Baltimore (, locally: [ˈbɔɫ.mɔɻ]) is the largest city in the U.S. state of Maryland, and the 29th-most populous city in the country. It was established by the Constitution of Maryland and is not part of any county; thus, it is the largest independent city in the United States, with a population of 621,849 as of 2015. As of 2016, the population of the Baltimore metropolitan area was estimated to be just under 2.8 million, making it the 21st largest metropolitan area in the country.
Founded in 1729, Baltimore is the second-largest seaport in the Mid-Atlantic. Baltimore's Inner Harbor was once the second leading port of entry for immigrants to the United States and a major manufacturing center. After a decline in major manufacturing, industrialization and rail transportation, Baltimore shifted to a service-oriented economy, with the Johns Hopkins Hospital (founded 1889) and Johns Hopkins University (founded 1876), now the city's top two employers.

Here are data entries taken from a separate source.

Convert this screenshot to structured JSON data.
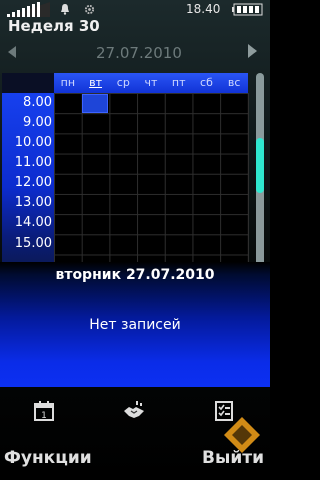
{
  "status_bar": {
    "time": "18.40"
  },
  "header": {
    "week_title": "Неделя 30",
    "date": "27.07.2010"
  },
  "calendar": {
    "days": [
      "пн",
      "вт",
      "ср",
      "чт",
      "пт",
      "сб",
      "вс"
    ],
    "selected_day_index": 1,
    "hours": [
      "8.00",
      "9.00",
      "10.00",
      "11.00",
      "12.00",
      "13.00",
      "14.00",
      "15.00"
    ]
  },
  "info_panel": {
    "date": "вторник 27.07.2010",
    "empty_text": "Нет записей"
  },
  "toolbar": {
    "icons": [
      "calendar-day-icon",
      "meeting-handshake-icon",
      "task-list-icon"
    ]
  },
  "softkeys": {
    "left": "Функции",
    "right": "Выйти"
  },
  "colors": {
    "accent_blue": "#1133d6",
    "scroll_thumb": "#2fe8d0"
  }
}
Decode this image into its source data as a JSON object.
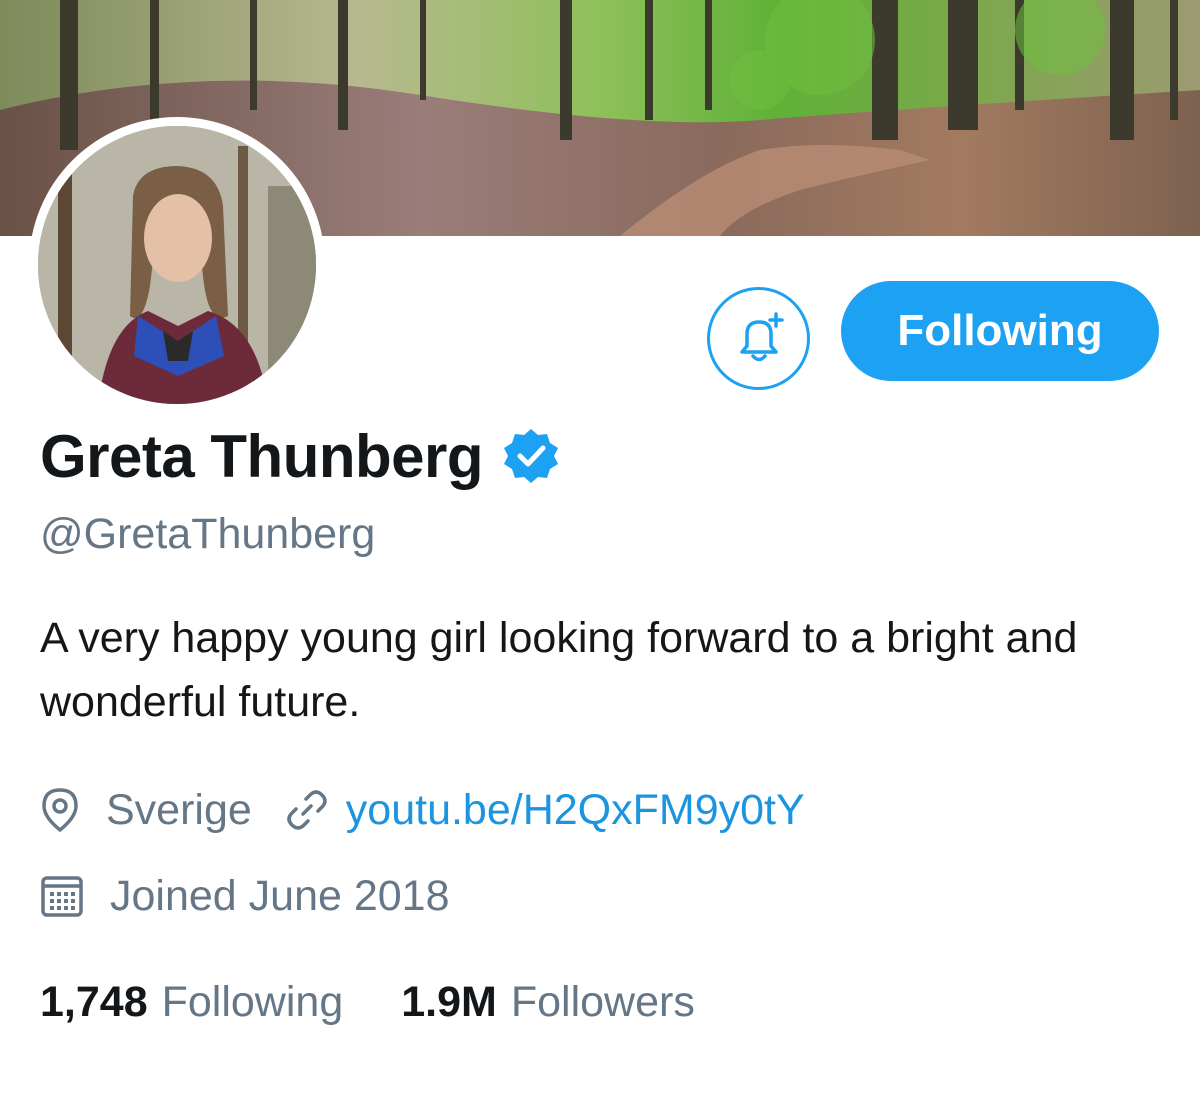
{
  "profile": {
    "display_name": "Greta Thunberg",
    "handle": "@GretaThunberg",
    "verified": true,
    "bio": "A very happy young girl looking forward to a bright and wonderful future.",
    "location": "Sverige",
    "website": "youtu.be/H2QxFM9y0tY",
    "joined": "Joined June 2018"
  },
  "actions": {
    "follow_button_label": "Following",
    "notifications_icon": "bell-plus-icon"
  },
  "stats": {
    "following_count": "1,748",
    "following_label": "Following",
    "followers_count": "1.9M",
    "followers_label": "Followers"
  },
  "icons": {
    "location": "location-pin-icon",
    "link": "link-icon",
    "calendar": "calendar-icon",
    "verified": "verified-badge-icon"
  },
  "colors": {
    "accent": "#1da1f2",
    "link": "#1b95e0",
    "text_primary": "#14171a",
    "text_secondary": "#657786"
  }
}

With hundreds of identified districts, Baltimore has been dubbed "a city of neighborhoods". Famous residents have included the writers Edgar Allan Poe, Edith Hamilton, Frederick Douglass, and H.L. Mencken; jazz musician James "Eubie" Blake; singer Billie Holiday; actor and filmmaker John Waters; and baseball player Babe Ruth. In the War of 1812, Francis Scott Key wrote The Star-Spangled Banner, later the American national anthem, in Baltimore. Baltimore has more public statues and monuments per capita than any other city in the country and is home to some of the earliest National Register Historic Districts in the nation, including Fell's Point, Federal Hill, and Mount Vernon, which were added to the National Register between 1969–1971. Close to a third of the city's buildings (over 65,000) are designated as historic in the National Register, which is more than any other U.S. city.